Im August 1939 arrangiert sich Hitler-Deutschland mit dem „bolschewistischen“ Erzfeind und schließt mit Stalins Sowjetunion einen Nichtangriffspakt. Hitler will, siehe oben, einen Zweifrontenkrieg vermeiden. Vor allem die geheimen Zusatzprotokolle des „Teufelspaktes“, die erst Jahrzehnte später bekannt werden, haben es in sich: Hitler und Stalin teilen Polen und weite Teile Osteuropas unter sich auf. Doch Hitler verkalkuliert sich: Der den Sowjets zugestandene Geländegewinn wird Moskau zwei Jahre später beim Überfall Deutschlands auf die Sowjetunion einen wichtigen strategischen Vorteil bringen.

Hitlers Fehleinschätzung

Hitler ist für Forscher Beevor ein politischer „Autodidakt“, der „wenig von der Weltgeschichte verstand“. Eine Interpretation, die sich im Spätsommer 1940 einmal mehr bewahrheitet. Polen und auch Frankreich sind besiegt. Um die USA vom Eintritt in den Krieg abzuschrecken, schließt der „Führer“ einen Dreimächtepakt mit Italien und Japan.

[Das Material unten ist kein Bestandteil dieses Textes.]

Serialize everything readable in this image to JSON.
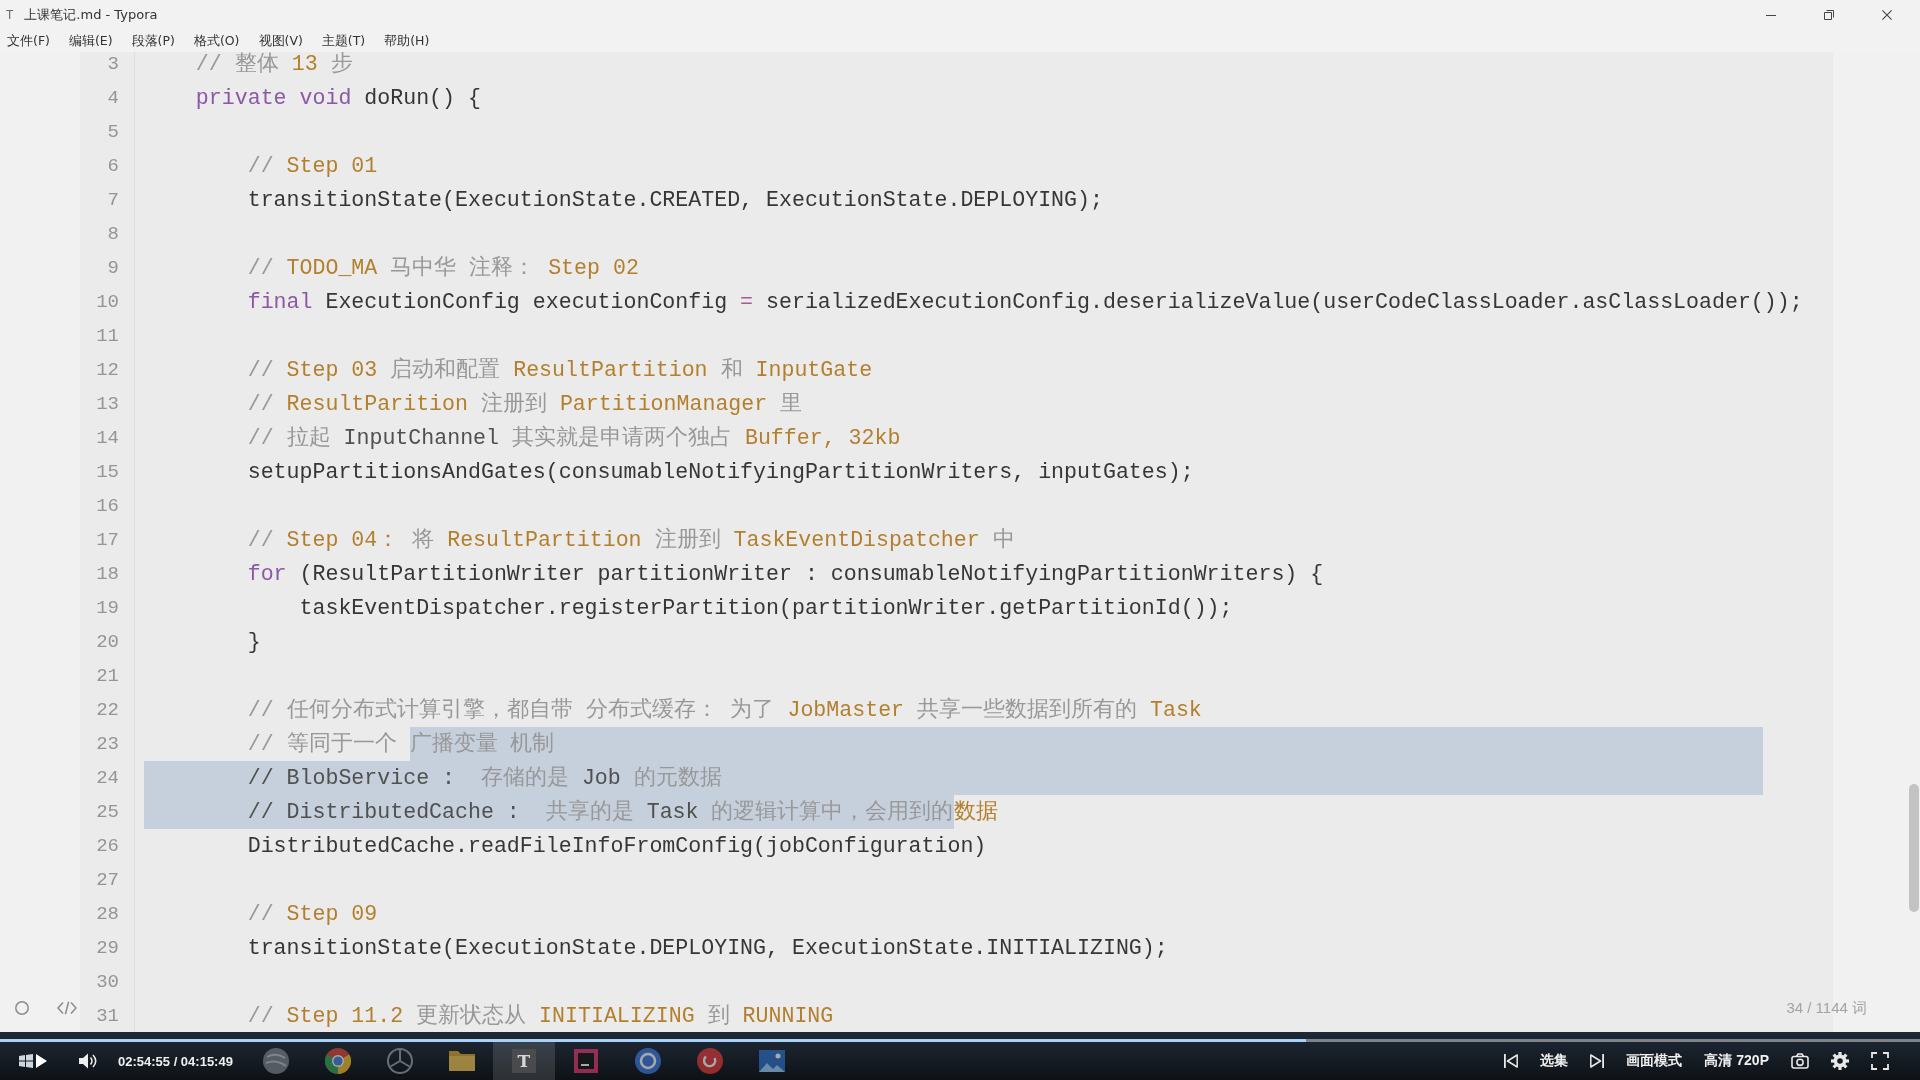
{
  "window": {
    "app_letter": "T",
    "title": "上课笔记.md - Typora"
  },
  "menu": [
    "文件(F)",
    "编辑(E)",
    "段落(P)",
    "格式(O)",
    "视图(V)",
    "主题(T)",
    "帮助(H)"
  ],
  "editor": {
    "lines": [
      {
        "number": "3",
        "eol_selected": false,
        "segments": [
          {
            "selected": false,
            "tokens": [
              {
                "text": "    // 整体 ",
                "kind": "comment"
              },
              {
                "text": "13",
                "kind": "term"
              },
              {
                "text": " 步",
                "kind": "comment"
              }
            ]
          }
        ]
      },
      {
        "number": "4",
        "eol_selected": false,
        "segments": [
          {
            "selected": false,
            "tokens": [
              {
                "text": "    private void",
                "kind": "keyword"
              },
              {
                "text": " doRun() {",
                "kind": "plain"
              }
            ]
          }
        ]
      },
      {
        "number": "5",
        "eol_selected": false
      },
      {
        "number": "6",
        "eol_selected": false,
        "segments": [
          {
            "selected": false,
            "tokens": [
              {
                "text": "        // ",
                "kind": "comment"
              },
              {
                "text": "Step 01",
                "kind": "term"
              }
            ]
          }
        ]
      },
      {
        "number": "7",
        "eol_selected": false,
        "segments": [
          {
            "selected": false,
            "tokens": [
              {
                "text": "        transitionState(ExecutionState.CREATED, ExecutionState.DEPLOYING);",
                "kind": "plain"
              }
            ]
          }
        ]
      },
      {
        "number": "8",
        "eol_selected": false
      },
      {
        "number": "9",
        "eol_selected": false,
        "segments": [
          {
            "selected": false,
            "tokens": [
              {
                "text": "        // ",
                "kind": "comment"
              },
              {
                "text": "TODO_MA",
                "kind": "term"
              },
              {
                "text": " 马中华 注释： ",
                "kind": "comment"
              },
              {
                "text": "Step 02",
                "kind": "term"
              }
            ]
          }
        ]
      },
      {
        "number": "10",
        "eol_selected": false,
        "segments": [
          {
            "selected": false,
            "tokens": [
              {
                "text": "        final",
                "kind": "keyword"
              },
              {
                "text": " ExecutionConfig executionConfig ",
                "kind": "plain"
              },
              {
                "text": "=",
                "kind": "operator"
              },
              {
                "text": " serializedExecutionConfig.deserializeValue(userCodeClassLoader.asClassLoader());",
                "kind": "plain"
              }
            ]
          }
        ]
      },
      {
        "number": "11",
        "eol_selected": false
      },
      {
        "number": "12",
        "eol_selected": false,
        "segments": [
          {
            "selected": false,
            "tokens": [
              {
                "text": "        // ",
                "kind": "comment"
              },
              {
                "text": "Step 03",
                "kind": "term"
              },
              {
                "text": " 启动和配置 ",
                "kind": "comment"
              },
              {
                "text": "ResultPartition",
                "kind": "term"
              },
              {
                "text": " 和 ",
                "kind": "comment"
              },
              {
                "text": "InputGate",
                "kind": "term"
              }
            ]
          }
        ]
      },
      {
        "number": "13",
        "eol_selected": false,
        "segments": [
          {
            "selected": false,
            "tokens": [
              {
                "text": "        // ",
                "kind": "comment"
              },
              {
                "text": "ResultParition",
                "kind": "term"
              },
              {
                "text": " 注册到 ",
                "kind": "comment"
              },
              {
                "text": "PartitionManager",
                "kind": "term"
              },
              {
                "text": " 里",
                "kind": "comment"
              }
            ]
          }
        ]
      },
      {
        "number": "14",
        "eol_selected": false,
        "segments": [
          {
            "selected": false,
            "tokens": [
              {
                "text": "        // 拉起 ",
                "kind": "comment"
              },
              {
                "text": "InputChannel",
                "kind": "muted"
              },
              {
                "text": " 其实就是申请两个独占 ",
                "kind": "comment"
              },
              {
                "text": "Buffer, 32kb",
                "kind": "term"
              }
            ]
          }
        ]
      },
      {
        "number": "15",
        "eol_selected": false,
        "segments": [
          {
            "selected": false,
            "tokens": [
              {
                "text": "        setupPartitionsAndGates(consumableNotifyingPartitionWriters, inputGates);",
                "kind": "plain"
              }
            ]
          }
        ]
      },
      {
        "number": "16",
        "eol_selected": false
      },
      {
        "number": "17",
        "eol_selected": false,
        "segments": [
          {
            "selected": false,
            "tokens": [
              {
                "text": "        // ",
                "kind": "comment"
              },
              {
                "text": "Step 04：",
                "kind": "term"
              },
              {
                "text": " 将 ",
                "kind": "comment"
              },
              {
                "text": "ResultPartition",
                "kind": "term"
              },
              {
                "text": " 注册到 ",
                "kind": "comment"
              },
              {
                "text": "TaskEventDispatcher",
                "kind": "term"
              },
              {
                "text": " 中",
                "kind": "comment"
              }
            ]
          }
        ]
      },
      {
        "number": "18",
        "eol_selected": false,
        "segments": [
          {
            "selected": false,
            "tokens": [
              {
                "text": "        for",
                "kind": "keyword"
              },
              {
                "text": " (ResultPartitionWriter partitionWriter : consumableNotifyingPartitionWriters) {",
                "kind": "plain"
              }
            ]
          }
        ]
      },
      {
        "number": "19",
        "eol_selected": false,
        "segments": [
          {
            "selected": false,
            "tokens": [
              {
                "text": "            taskEventDispatcher.registerPartition(partitionWriter.getPartitionId());",
                "kind": "plain"
              }
            ]
          }
        ]
      },
      {
        "number": "20",
        "eol_selected": false,
        "segments": [
          {
            "selected": false,
            "tokens": [
              {
                "text": "        }",
                "kind": "plain"
              }
            ]
          }
        ]
      },
      {
        "number": "21",
        "eol_selected": false
      },
      {
        "number": "22",
        "eol_selected": false,
        "segments": [
          {
            "selected": false,
            "tokens": [
              {
                "text": "        // 任何分布式计算引擎，都自带 分布式缓存： 为了 ",
                "kind": "comment"
              },
              {
                "text": "JobMaster",
                "kind": "term"
              },
              {
                "text": " 共享一些数据到所有的 ",
                "kind": "comment"
              },
              {
                "text": "Task",
                "kind": "term"
              }
            ]
          }
        ]
      },
      {
        "number": "23",
        "eol_selected": true,
        "segments": [
          {
            "selected": false,
            "tokens": [
              {
                "text": "        // 等同于一个 ",
                "kind": "comment"
              }
            ]
          },
          {
            "selected": true,
            "tokens": [
              {
                "text": "广播变量 机制",
                "kind": "comment"
              }
            ]
          }
        ]
      },
      {
        "number": "24",
        "eol_selected": true,
        "segments": [
          {
            "selected": true,
            "tokens": [
              {
                "text": "        // BlobService :",
                "kind": "muted"
              },
              {
                "text": "  存储的是 ",
                "kind": "comment"
              },
              {
                "text": "Job",
                "kind": "muted"
              },
              {
                "text": " 的元数据",
                "kind": "comment"
              }
            ]
          }
        ]
      },
      {
        "number": "25",
        "eol_selected": false,
        "segments": [
          {
            "selected": true,
            "tokens": [
              {
                "text": "        // DistributedCache :",
                "kind": "muted"
              },
              {
                "text": "  共享的是 ",
                "kind": "comment"
              },
              {
                "text": "Task",
                "kind": "muted"
              },
              {
                "text": " 的逻辑计算中，会用到的",
                "kind": "comment"
              }
            ]
          },
          {
            "selected": false,
            "tokens": [
              {
                "text": "数据",
                "kind": "term"
              }
            ]
          }
        ]
      },
      {
        "number": "26",
        "eol_selected": false,
        "segments": [
          {
            "selected": false,
            "tokens": [
              {
                "text": "        DistributedCache.readFileInfoFromConfig(jobConfiguration)",
                "kind": "plain"
              }
            ]
          }
        ]
      },
      {
        "number": "27",
        "eol_selected": false
      },
      {
        "number": "28",
        "eol_selected": false,
        "segments": [
          {
            "selected": false,
            "tokens": [
              {
                "text": "        // ",
                "kind": "comment"
              },
              {
                "text": "Step 09",
                "kind": "term"
              }
            ]
          }
        ]
      },
      {
        "number": "29",
        "eol_selected": false,
        "segments": [
          {
            "selected": false,
            "tokens": [
              {
                "text": "        transitionState(ExecutionState.DEPLOYING, ExecutionState.INITIALIZING);",
                "kind": "plain"
              }
            ]
          }
        ]
      },
      {
        "number": "30",
        "eol_selected": false
      },
      {
        "number": "31",
        "eol_selected": false,
        "segments": [
          {
            "selected": false,
            "tokens": [
              {
                "text": "        // ",
                "kind": "comment"
              },
              {
                "text": "Step 11.2",
                "kind": "term"
              },
              {
                "text": " 更新状态从 ",
                "kind": "comment"
              },
              {
                "text": "INITIALIZING",
                "kind": "term"
              },
              {
                "text": " 到 ",
                "kind": "comment"
              },
              {
                "text": "RUNNING",
                "kind": "term"
              }
            ]
          }
        ]
      }
    ]
  },
  "footer": {
    "word_count": "34 / 1144 词"
  },
  "player": {
    "progress": {
      "level": 0.68
    },
    "time": "02:54:55 / 04:15:49",
    "taskbar": [
      {
        "kind": "sphere",
        "active": false
      },
      {
        "kind": "wheel",
        "active": false
      },
      {
        "kind": "emblem",
        "active": false
      },
      {
        "kind": "folder",
        "active": false
      },
      {
        "kind": "letter",
        "letter": "T",
        "active": true
      },
      {
        "kind": "tile",
        "active": false
      },
      {
        "kind": "disc",
        "active": false
      },
      {
        "kind": "swirl",
        "active": false
      },
      {
        "kind": "picture",
        "active": false
      }
    ],
    "episodes": "选集",
    "picture_mode": "画面模式",
    "quality": "高清 720P"
  }
}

Die Staaten verpflichten sich zu gegenseitigem militärischen Beistand gegenüber Amerika. Hitler versucht, auch die Sowjetunion einzubinden – vergebens. Damit ist Hitlers Versuch, durch politisch-strategische Winkelzüge und Vereinbarungen mit anderen Staaten einen autarken Großraum in Europa unter deutscher Hegemonie zu schaffen, gescheitert. Wenig später entscheidet sich Hitler für einen Überfall auf Russland.

Es ist der Anfang vom Ende dessen, was am 1. September 1939 in Polen seinen Lauf nahm.